Middlebury Butts Out, Too
Bars in Middlebury go smoke-free this Saturday, just as the Vermont Legislature takes final action on an even broader smoking ban.
Local residents have expressed overwhelming support for the Middlebury measure. They voted 706-200 on Town Meeting Day in favor of a proposal to stub out smoking in bars open to the public. The six-member Select Board then unanimously enacted the ordinance.
Because Middlebury is the first town outside the Burlington area to take such a step, its move has had an important influence on lawmakers' attitudes, says Laura Parkinson, director of the Coalition for a Tobacco-Free Vermont. "Initially," she says, "a lot of legislators thought, 'Oh, it's just Chittenden County. Things are different there.'" Burlington, South Burlington, Williston and Winooski have all forbidden smoking in bars.
Feeling the weight of public opinion, two of the four affected establishments in Middlebury didn't wait for the May 21 deadline to impose their own smoking bans. The bars report no negative effects on business, with many patrons responding positively.
Two Brothers Tavern on Main Street "has gained some new faces, while customers old and new now tend to stay longer than they used to," says general manager Megan Brady.
Mister Up's on Bakery Lane has also come out ahead. "You'll hear some smokers' opinions -- how it isn't right to do this -- but we get a lot more positive comments," says general manager Vanessa Riena.
Bar-going smokers will soon have no choice but to step outside if they want to light up. The Senate is expected to give its approval May 18 to a House-passed bill banning smoking in private clubs as well as in public bars throughout the state. Gov. James Douglas has indicated he will sign the measure, making Vermont the ninth state in the country to enact such a broad ban.
The legislation ends exemptions contained in a 1993 Vermont law that prohibits smoking in restaurants but not in private clubs or in public bars that earn more than half their revenue from liquor sales.
Opponents of the ban on smoking in private establishments argue that the state has no right to supercede rules set by members of private organizations such as the American Legion, Veterans of Foreign Wars and groups such as the Masons and Elks. But supporters of the legislation say the state's duty to protect workers' health should take precedence. The Coalition for a Tobacco-Free Vermont estimates that a bartender working an eight-hour shift inhales the equivalent of 10 cigarettes in the form of second-hand smoke. About 820 Vermonters died last year from smoking-related diseases, the coalition adds.
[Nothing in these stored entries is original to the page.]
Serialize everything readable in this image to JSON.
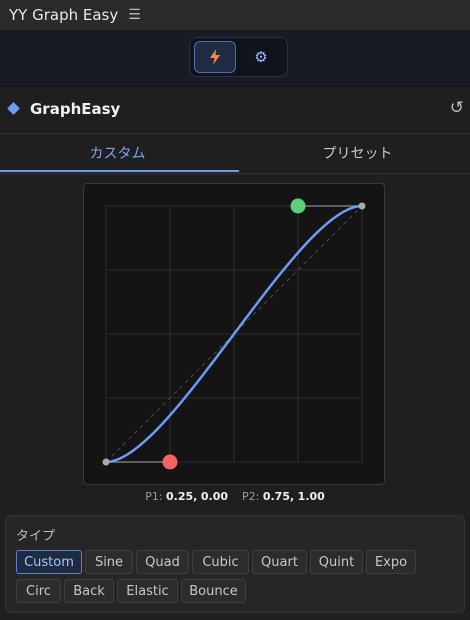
{
  "app": {
    "title": "YY Graph Easy",
    "menu_icon": "hamburger-icon"
  },
  "toolbar": {
    "modes": [
      {
        "name": "lightning",
        "icon": "lightning-icon",
        "active": true
      },
      {
        "name": "settings",
        "icon": "gear-icon",
        "active": false
      }
    ]
  },
  "panel": {
    "title": "GraphEasy",
    "refresh_icon": "refresh-icon"
  },
  "tabs": [
    {
      "label": "カスタム",
      "active": true
    },
    {
      "label": "プリセット",
      "active": false
    }
  ],
  "curve": {
    "p1": {
      "label": "P1:",
      "x": "0.25",
      "y": "0.00"
    },
    "p2": {
      "label": "P2:",
      "x": "0.75",
      "y": "1.00"
    },
    "colors": {
      "curve": "#6e9bf3",
      "p1_handle": "#f06464",
      "p2_handle": "#5ccf7a",
      "grid": "#2e2e2e"
    }
  },
  "types": {
    "label": "タイプ",
    "selected": "Custom",
    "options": [
      "Custom",
      "Sine",
      "Quad",
      "Cubic",
      "Quart",
      "Quint",
      "Expo",
      "Circ",
      "Back",
      "Elastic",
      "Bounce"
    ]
  }
}
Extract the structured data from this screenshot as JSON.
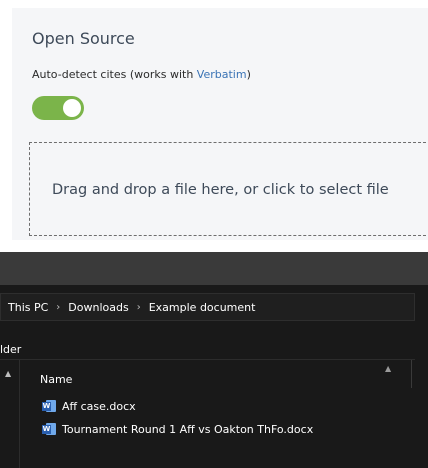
{
  "web": {
    "section_title": "Open Source",
    "toggle_label_prefix": "Auto-detect cites (works with ",
    "toggle_label_link": "Verbatim",
    "toggle_label_suffix": ")",
    "toggle_on": true,
    "dropzone_text": "Drag and drop a file here, or click to select file"
  },
  "explorer": {
    "breadcrumb": [
      "This PC",
      "Downloads",
      "Example document"
    ],
    "breadcrumb_separator": "›",
    "folder_label": "lder",
    "column_header": "Name",
    "files": [
      {
        "name": "Aff case.docx",
        "icon": "word-icon",
        "badge": "W"
      },
      {
        "name": "Tournament Round 1 Aff vs Oakton ThFo.docx",
        "icon": "word-icon",
        "badge": "W"
      }
    ]
  },
  "colors": {
    "toggle_on": "#7bb44a",
    "link": "#3a73b5",
    "explorer_bg": "#191919"
  }
}
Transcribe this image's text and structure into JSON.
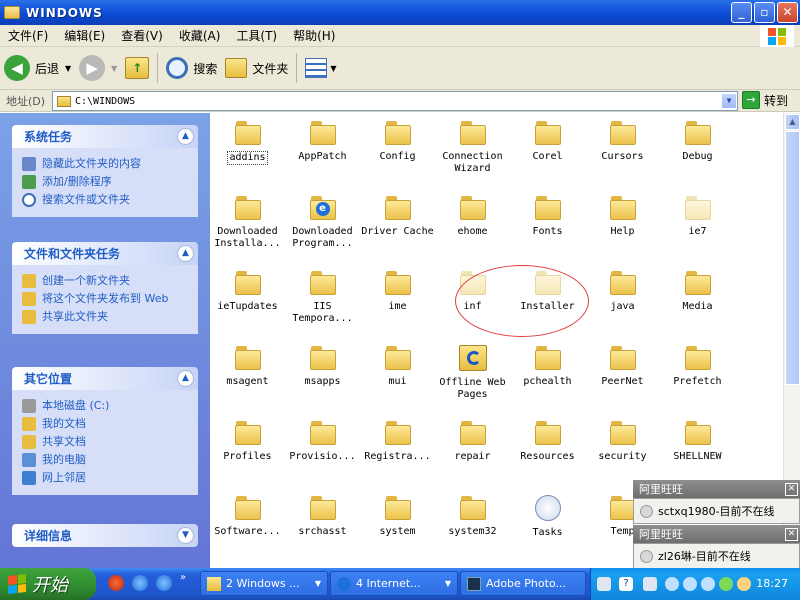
{
  "window": {
    "title": "WINDOWS"
  },
  "menu": [
    "文件(F)",
    "编辑(E)",
    "查看(V)",
    "收藏(A)",
    "工具(T)",
    "帮助(H)"
  ],
  "toolbar": {
    "back": "后退",
    "search": "搜索",
    "folders": "文件夹"
  },
  "address": {
    "label": "地址(D)",
    "value": "C:\\WINDOWS",
    "go": "转到"
  },
  "left": {
    "system_tasks": {
      "title": "系统任务",
      "items": [
        "隐藏此文件夹的内容",
        "添加/删除程序",
        "搜索文件或文件夹"
      ]
    },
    "file_tasks": {
      "title": "文件和文件夹任务",
      "items": [
        "创建一个新文件夹",
        "将这个文件夹发布到 Web",
        "共享此文件夹"
      ]
    },
    "other_places": {
      "title": "其它位置",
      "items": [
        "本地磁盘 (C:)",
        "我的文档",
        "共享文档",
        "我的电脑",
        "网上邻居"
      ]
    },
    "details": {
      "title": "详细信息"
    }
  },
  "files": [
    {
      "name": "addins"
    },
    {
      "name": "AppPatch"
    },
    {
      "name": "Config"
    },
    {
      "name": "Connection Wizard"
    },
    {
      "name": "Corel"
    },
    {
      "name": "Cursors"
    },
    {
      "name": "Debug"
    },
    {
      "name": "Downloaded Installa..."
    },
    {
      "name": "Downloaded Program..."
    },
    {
      "name": "Driver Cache"
    },
    {
      "name": "ehome"
    },
    {
      "name": "Fonts"
    },
    {
      "name": "Help"
    },
    {
      "name": "ie7"
    },
    {
      "name": "ieTupdates"
    },
    {
      "name": "IIS Tempora..."
    },
    {
      "name": "ime"
    },
    {
      "name": "inf"
    },
    {
      "name": "Installer"
    },
    {
      "name": "java"
    },
    {
      "name": "Media"
    },
    {
      "name": "msagent"
    },
    {
      "name": "msapps"
    },
    {
      "name": "mui"
    },
    {
      "name": "Offline Web Pages"
    },
    {
      "name": "pchealth"
    },
    {
      "name": "PeerNet"
    },
    {
      "name": "Prefetch"
    },
    {
      "name": "Profiles"
    },
    {
      "name": "Provisio..."
    },
    {
      "name": "Registra..."
    },
    {
      "name": "repair"
    },
    {
      "name": "Resources"
    },
    {
      "name": "security"
    },
    {
      "name": "SHELLNEW"
    },
    {
      "name": "Software..."
    },
    {
      "name": "srchasst"
    },
    {
      "name": "system"
    },
    {
      "name": "system32"
    },
    {
      "name": "Tasks"
    },
    {
      "name": "Temp"
    }
  ],
  "popups": [
    {
      "title": "阿里旺旺",
      "text": "sctxq1980-目前不在线"
    },
    {
      "title": "阿里旺旺",
      "text": "zl26琳-目前不在线"
    }
  ],
  "taskbar": {
    "start": "开始",
    "buttons": [
      "2 Windows ...",
      "4 Internet...",
      "Adobe Photo..."
    ],
    "clock": "18:27"
  },
  "colors": {
    "xp_blue": "#0a4bd6",
    "task_link": "#215dc6",
    "folder": "#ecc24b",
    "highlight_circle": "#e23b3b"
  }
}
Two Brothers manager Brady says of her bar's self-imposed smoking ban, "Our employees are thrilled. Even smokers really prefer working in a smoke-free atmosphere."
The Vermont campaign against smoking won't come to an end following the legislature's expected action this week. Next on the agenda, Parkinson says, is an effort to raise the state tax on cigarettes to $1.50 from its current level of $1.19, which would put the price of a pack well over $5.